CSC @ Google Summer of Code (GSoC)

Auch in diesem Jahr ist Corporate Smart Content wieder aktiv am DBpedia Projekt im Google Summer of Code beteiligt. Unsere beiden Beiträge:
Wojciech Lukasiewicz - Combining DBpedia and Topic Modelling
Vincent Bohlen: A Hybrid Classifier/Rule-based Event Extractor for DBpedia

Wojciech Lukasiewicz - Combining DBpedia and Topic Modelling

DBpedia, a crowd- and open-sourced community project extracting the content from Wikipedia, stores this information in a huge RDF graph. DBpedia Spotlight is a tool which delivers the DBpedia resources that are being mentioned in the document.

Using DBpedia Spotlight to extract and disambiguate Named Entities from Wikipedia articles and then applying a topic modelling algorithm (e.g. LDA) with URIs of DBpedia resources as features would result in a model, which is capable of describing the documents with the proportions of the topics covering them. But because the topics are also represented by DBpedia URIs, this approach could result in a novel RDF hierarchy and ontology with insights for further analysis of the emerged subgraphs.

The direct implication and first application scenario for this project would be utilizing the inference engine in DBpedia Spotlight, as an additional step after the document has been annotated and predicting its topic coverage.
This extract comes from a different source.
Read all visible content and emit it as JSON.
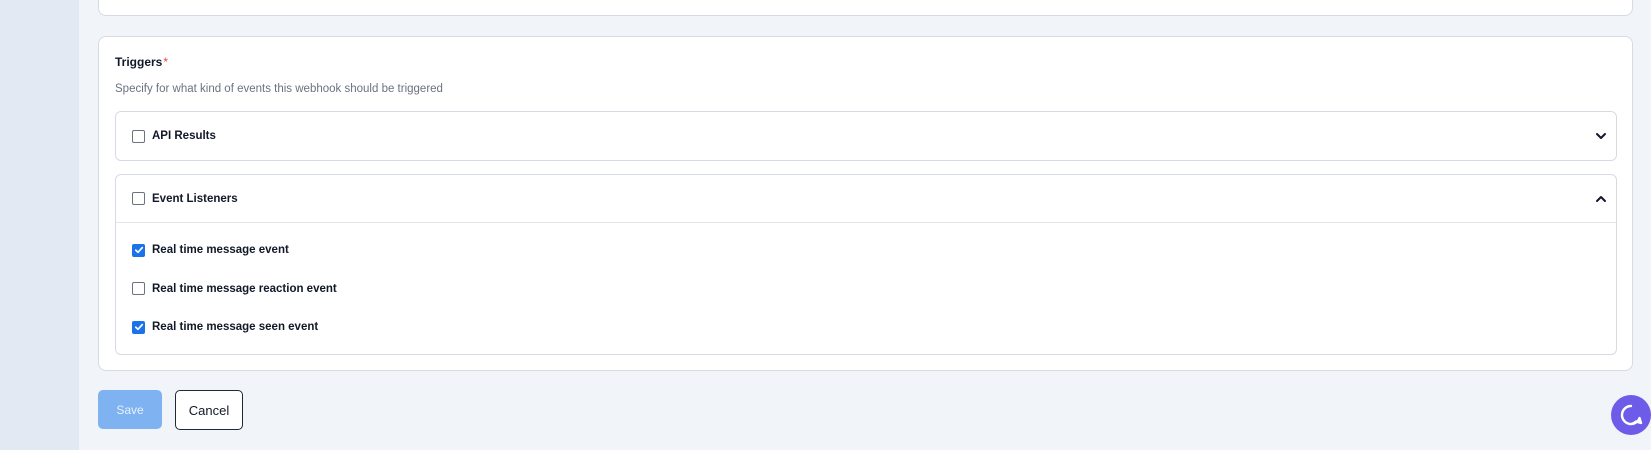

Vincent Bohlen: A Hybrid Classifier/Rule-based Event Extractor for DBpedia Proposal

In modern times the amount of information published on the internet is growing to an immeasurable extent. Humans are no longer able to gather all the available information by hand but are more and more dependent on machines collecting relevant information automatically. This is why automatic information extraction and in especially automatic event extraction is important. In this project I will implement a system for event extraction using Classification and Rule-based Event Extraction. The underlying data for both approaches will be identical. I will gather wikipedia articles and perform a variety of NLP tasks on the extracted texts. First I will annotate the named entities in the text using named entity recognition performed by DBpedia Spotlight. Additionally I will annotate the text with Frame Semantics using FrameNet frames. I will then use the collected information, i.e. frames, entities, entity types, with the aforementioned two different methods to decide if the collection is an event or not.